Insurance Companies in Liquidation
1. Insurance companies in liquidation that no longer receive premiums and their main source of income is investment income may qualify for exemption under IRC 501(c)(15) if they meet the transitional rule for companies in receivership or liquidation.
2. For insurance companies in liquidation, the examiner should:
A. Review the court documents to determine the date on which the insurance company could no longer write insurance;
B. Determine whether the insurance company received gross receipts in excess of $600,000 before the date on which it could no longer wrote insurance. If so, the insurance company does not qualify under IRC 501(c)(15) for such tax year;
C. Determine whether the insurance company has outstanding policies on which it is liable. If not, the insurance company does not qualify under IRC 501(c)(15);
D. Determine whether the insurance company's assets exceed the needs of the business. If so, the examiner would then determine if the company is primarily in the insurance business; and
E. Determine whether the insurance company has received reinsurance or premiums during a tax year. If so, the insurance company would not qualify under IRC 501(c)(15) if 50 percent or less of its gross receipts consisted of premiums.

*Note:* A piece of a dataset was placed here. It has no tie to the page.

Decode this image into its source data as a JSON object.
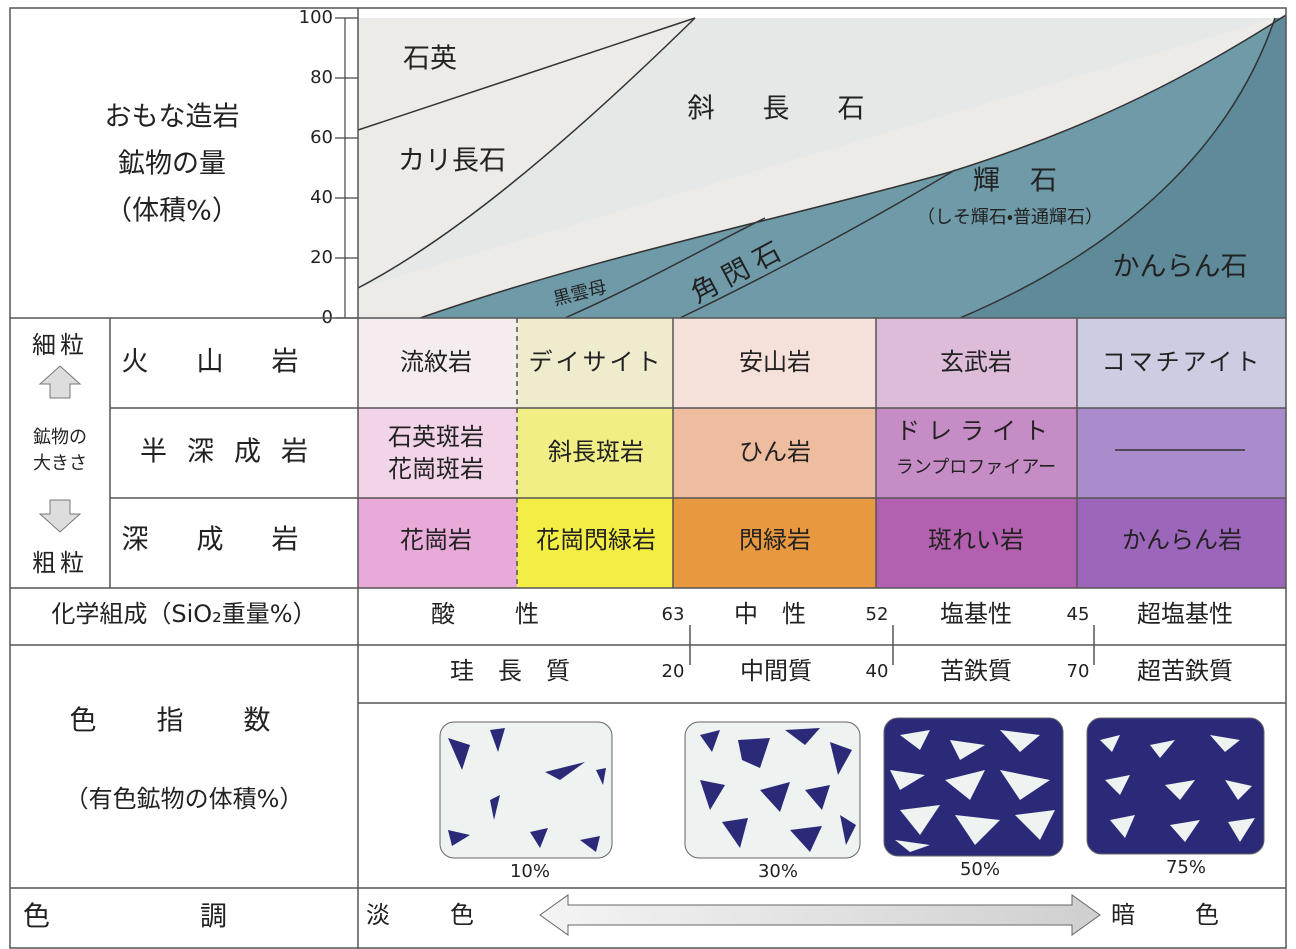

Transitional Rule for Companies in Receivership or Liquidation
1. The Act provides a transition rule for insurance companies in receivership or liquidation. In the case of a company or association that, for the taxable year that includes April 1, 2004, meets the requirements of IRC 501(c)(15)(a), as in effect for the last taxable year beginning before January 1, 2004, and that is in a receivership, liquidation, or similar proceeding under the supervision of a State court on April 1, 2004, the amendments made by the Act apply to taxable years beginning after the earlier of the date such proceeding ends or December 31, 2007.